When Eisenhower came to office in 1953, he faced pressure to liberalize benefits on two fronts—for veterans and for citizens. The “great and growing body of veterans” sat squarely at the center of disability policy debates. America “has traditionally been generous in caring for the disabled—and the widow and the orphan of the fallen,” said the president. These commitments would continue, he promised, but they must remain commensurate with injury. Trying hard to bridge the political divide between liberal Democrats' continuing New Deal principles and his own Republican Party's anxiety about the growth of government, Eisenhower hoped the issue would be resolved with such pronouncements—but it was not. Throughout the early 1950s, he faced constant pressure from the Left to expand disability benefits for the general population; in 1956, he succumbed, signing legislation establishing Social Security disability insurance (SSDI).
6
That concession created a new disability benefit within the social retirement system, sparked outrage among conservatives like Orr, and generated an ideological criticism that would last for decades and inform their views on all disability matters; for many critics, such initiatives were Trojan horses, stealthily ushering in socialism under the guise of compassionate relief.

Men Fighting through Pain

The veteran returning from the theater of war was an unknown quantity—a heroic man but also a tightly wrapped bundle of anxiety, depletion, and dependence.

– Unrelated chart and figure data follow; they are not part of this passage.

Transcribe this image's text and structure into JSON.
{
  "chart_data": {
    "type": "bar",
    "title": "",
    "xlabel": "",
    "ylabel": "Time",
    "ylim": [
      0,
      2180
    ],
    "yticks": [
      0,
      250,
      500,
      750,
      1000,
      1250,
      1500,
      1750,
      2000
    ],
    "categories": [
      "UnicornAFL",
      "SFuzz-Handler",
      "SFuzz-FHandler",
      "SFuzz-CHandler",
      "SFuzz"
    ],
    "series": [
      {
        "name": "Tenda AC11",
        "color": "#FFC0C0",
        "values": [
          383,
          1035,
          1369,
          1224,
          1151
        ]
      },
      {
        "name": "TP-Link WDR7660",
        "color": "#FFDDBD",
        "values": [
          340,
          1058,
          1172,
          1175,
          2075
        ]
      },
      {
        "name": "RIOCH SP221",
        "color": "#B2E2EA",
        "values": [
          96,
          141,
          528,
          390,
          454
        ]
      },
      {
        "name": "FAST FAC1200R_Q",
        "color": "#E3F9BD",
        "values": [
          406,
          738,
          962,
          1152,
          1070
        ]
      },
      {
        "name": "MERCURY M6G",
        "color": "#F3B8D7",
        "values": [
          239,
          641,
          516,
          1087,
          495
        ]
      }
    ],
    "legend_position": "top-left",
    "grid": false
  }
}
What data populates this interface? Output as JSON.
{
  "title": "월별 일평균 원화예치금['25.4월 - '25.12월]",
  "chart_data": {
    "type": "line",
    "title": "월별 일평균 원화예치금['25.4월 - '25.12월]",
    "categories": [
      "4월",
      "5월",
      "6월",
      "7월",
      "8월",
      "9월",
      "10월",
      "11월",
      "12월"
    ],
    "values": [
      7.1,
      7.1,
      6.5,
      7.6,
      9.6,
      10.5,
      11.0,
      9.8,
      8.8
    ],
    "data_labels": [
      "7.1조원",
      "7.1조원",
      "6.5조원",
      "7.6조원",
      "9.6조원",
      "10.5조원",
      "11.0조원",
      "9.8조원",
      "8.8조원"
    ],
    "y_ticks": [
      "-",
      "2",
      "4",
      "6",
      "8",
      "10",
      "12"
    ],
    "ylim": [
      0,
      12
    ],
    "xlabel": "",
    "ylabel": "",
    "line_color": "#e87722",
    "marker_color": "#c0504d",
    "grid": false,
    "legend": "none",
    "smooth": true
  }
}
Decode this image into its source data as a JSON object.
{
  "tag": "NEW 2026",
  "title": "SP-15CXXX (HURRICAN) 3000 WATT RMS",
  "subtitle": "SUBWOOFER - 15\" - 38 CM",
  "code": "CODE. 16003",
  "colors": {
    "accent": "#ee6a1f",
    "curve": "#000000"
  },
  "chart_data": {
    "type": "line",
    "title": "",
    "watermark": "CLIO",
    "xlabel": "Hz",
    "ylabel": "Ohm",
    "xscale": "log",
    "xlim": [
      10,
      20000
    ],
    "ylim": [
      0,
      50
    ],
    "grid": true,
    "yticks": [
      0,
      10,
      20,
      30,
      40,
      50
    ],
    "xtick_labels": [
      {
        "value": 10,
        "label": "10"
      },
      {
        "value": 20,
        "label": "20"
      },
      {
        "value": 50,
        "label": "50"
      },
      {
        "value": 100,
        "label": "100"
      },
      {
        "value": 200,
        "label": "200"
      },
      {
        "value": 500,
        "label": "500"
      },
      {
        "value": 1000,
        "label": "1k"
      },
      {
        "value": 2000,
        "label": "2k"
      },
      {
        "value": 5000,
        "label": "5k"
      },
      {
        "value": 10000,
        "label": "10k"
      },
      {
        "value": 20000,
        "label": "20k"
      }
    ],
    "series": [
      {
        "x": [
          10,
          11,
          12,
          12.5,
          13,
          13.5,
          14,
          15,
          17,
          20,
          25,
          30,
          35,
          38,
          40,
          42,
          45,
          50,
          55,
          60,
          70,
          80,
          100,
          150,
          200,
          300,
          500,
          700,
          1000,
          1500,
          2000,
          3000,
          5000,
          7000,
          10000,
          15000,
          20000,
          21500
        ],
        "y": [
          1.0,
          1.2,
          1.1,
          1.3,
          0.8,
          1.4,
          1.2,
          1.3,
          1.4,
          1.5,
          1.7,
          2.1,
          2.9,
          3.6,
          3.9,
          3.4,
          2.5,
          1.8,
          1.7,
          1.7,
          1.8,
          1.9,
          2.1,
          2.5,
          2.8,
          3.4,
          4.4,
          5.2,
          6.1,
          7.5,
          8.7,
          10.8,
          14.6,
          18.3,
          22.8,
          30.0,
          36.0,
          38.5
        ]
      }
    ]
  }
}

The view of many experts in psychology and social adjustment was summed up by Wilma Donahue and Clark Tibbits, who wrote in a volume on disability in 1945, “Whatever military life may have signified in the way of boredom, discomfort, pain, and suffering, for many men it has also meant security and solidarity of purpose.” Released now from the constraints of military discipline, what would the soldier become? Some contributors to the same volume worried that the soldier had become a permanent dependent—that many years of being fed, housed,
and cared for in the military had done significant damage to his psyche and sense of independence. Many psychiatrists shared the view of Chicago psychiatrist Roy Grinker, who said that the soldier “comes back not a strong hero, but physically and psychologically depleted.” If it is true that “angry, regressed, anxiety-ridden, dependent men” were returning to civilian life in large numbers, the future appeared dark indeed. Would they cripple society?
7

For Orr and his fellow conservatives, this was not a narrow clinical question. The future of the nation now hung in the balance, hinging to a large extent around the ideal of what able-bodied men should be and the reality of how war and hardship had altered them. As legal scholar Charles Reich later observed, the public sector's expansion was creating a new kind of property in the form of social entitlements—built upon a new relationship between citizens and the state.
8
In time, pain would become a precondition of these entitlements. To understand how chronic pain emerged as a political flashpoint, we will take a closer look at U.S. society in Beecher's and Orr's time (from 1945 to the late 1950s), at evolving theories about people in pain, at how the soldier's and the citizen's cases for relief were constructed, at how pain therefore gravitated slowly to the center of American politics, and finally at how by the late 1950s the broad outlines of a liberal pain standard began to emerge.